(Cross-posted at Out in Left Field--with some great comments)
Why would you want to convince yourself of this? Because it gives you an excuse not to teach the standard algorithms of arithmetic. If children don't understand place value, then they can't understand borrowing and carrying (regrouping), let alone column multiplication and long division. And unless they understand how these procedures work from the get-go, educators claim (though mathematicians disagree), using them will permanently harm their mathematical development.
So, given how nice it would be not to feel any pressure to teach the standard algorithms (because, let's admit it, they are rather a pain to teach), wouldn't it nice to convince ourselves that our elementary school students, however gifted in math, don't understand place value?

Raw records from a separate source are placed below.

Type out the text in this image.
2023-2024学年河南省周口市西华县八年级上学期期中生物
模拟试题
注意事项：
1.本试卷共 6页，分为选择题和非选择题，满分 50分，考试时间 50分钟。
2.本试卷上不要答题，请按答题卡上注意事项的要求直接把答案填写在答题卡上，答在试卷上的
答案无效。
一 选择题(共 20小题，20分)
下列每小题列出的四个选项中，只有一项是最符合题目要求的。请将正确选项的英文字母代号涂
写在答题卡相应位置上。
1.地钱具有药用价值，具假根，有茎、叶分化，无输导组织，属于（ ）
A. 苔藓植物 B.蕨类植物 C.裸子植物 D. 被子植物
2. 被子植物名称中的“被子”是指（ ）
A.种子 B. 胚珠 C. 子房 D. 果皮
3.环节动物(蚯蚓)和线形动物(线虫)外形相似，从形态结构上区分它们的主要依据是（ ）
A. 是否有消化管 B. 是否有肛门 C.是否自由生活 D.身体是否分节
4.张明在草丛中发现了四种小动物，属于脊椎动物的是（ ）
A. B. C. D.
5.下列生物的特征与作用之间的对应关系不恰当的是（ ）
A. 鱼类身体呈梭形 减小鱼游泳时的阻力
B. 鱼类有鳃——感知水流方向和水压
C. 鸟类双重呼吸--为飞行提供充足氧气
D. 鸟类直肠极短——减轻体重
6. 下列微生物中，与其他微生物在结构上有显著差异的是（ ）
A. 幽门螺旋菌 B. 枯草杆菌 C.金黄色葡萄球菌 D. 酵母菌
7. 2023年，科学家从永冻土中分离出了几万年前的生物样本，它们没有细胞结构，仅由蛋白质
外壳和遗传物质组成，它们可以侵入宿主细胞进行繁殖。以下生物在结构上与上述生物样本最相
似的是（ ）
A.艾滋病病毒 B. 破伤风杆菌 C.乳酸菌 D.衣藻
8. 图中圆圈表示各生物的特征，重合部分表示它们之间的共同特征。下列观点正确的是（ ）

But how do you convince yourself of this? As that ground-breaking math education theorist Constance Kamii has shown, it's child's play. All you have to do is ask a child the right sort of ill-formed question. Here's how it works:
1. Show the child a number like this:
27
2. Place your finger on the left-most digit and ask the child what number it is.
3. When the child answers "two" rather than "twenty," immediately conclude that he or she doesn't understand place value.
4. Banish from your mind any suspicion that a child who can read "27" as "twenty-seven" might simultaneously (a) know that the "2" in "27" is what contributes to twenty-seven the value of twenty and (b) be assuming that you were asking about "2" as a number rather than about "2" as a digit.